From reader Charles Jeanes

“Freedom or Death.” “No justice, no peace.”

These are, it is easy to observe, the kind of slogans that move masses of people to congregate in the streets of Western nations, and beyond as in Hong Kong, Egypt, or India.

People face violence at the hands of police and military when they revolt. Tear gas is one punishment; batons, rubber bullets, and water cannon are other non-lethal weapons of the “Forces of Law and Order.” When authority decides, lethal force is unleashed. Death is the consequence.

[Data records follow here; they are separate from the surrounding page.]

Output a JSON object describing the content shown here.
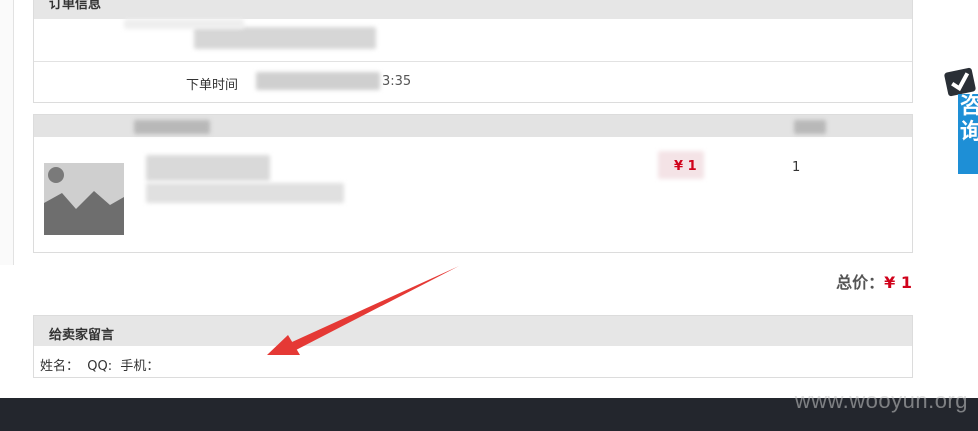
{
  "order_info": {
    "title": "订单信息",
    "order_time_label": "下单时间",
    "order_time_tail": "3:35"
  },
  "product": {
    "price": "¥ 1",
    "quantity": "1",
    "image_icon": "image-placeholder-icon"
  },
  "total": {
    "label": "总价：",
    "amount": "¥ 1"
  },
  "seller_message": {
    "title": "给卖家留言",
    "contact_line": "姓名：  QQ:  手机："
  },
  "consult": {
    "chars": [
      "咨",
      "询"
    ],
    "icon": "check-icon",
    "accent": "#1e8fd6"
  },
  "footer": {
    "watermark": "www.wooyun.org"
  },
  "colors": {
    "price_red": "#d0021b",
    "arrow_red": "#e53935",
    "footer_bg": "#23262d"
  }
}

Government and anti-system power confront one another while non-participating majorities observe. How does the clash of force move the public: support for system change, for the status quo, or for some compromise? As I watch protests over racism, justice, environment and rights unfold I wonder how it will end. This, I do know: the assumption of violent revolt is “it works”. It makes change happen.

This I also know: the result of violent methods is under no one’s control, and there is no blueprint that produces certain chosen change by planned deliberate violent method.

Revolutions throughout a lot of human history, resulting in massive social transformation, did not end in designed, intended social justice. People fear for their lives when they challenge established power. Rightly so: witness Syria.

No one who refuses participation in violence can be judged guilty of system-complicity by the violent.

The violent choose a path; the non-participating choose a different one. Using a system and its institutions to make slow, incremental change, is not “moral cowardice” — though the revolutionaries say it is. I was ready to attack the ruling class when I was young, ready to fight, not ready to die, not sure I would kill. Now I am sure I will do no violence though I might suffer it, in the cause of change.

The calculus of violence as a method of change is chaotic; I’ve studied a lot of history before saying this. Watching other people kill and be killed doesn’t help understand and create “justice.” I may or may not respect fighters; I won’t join.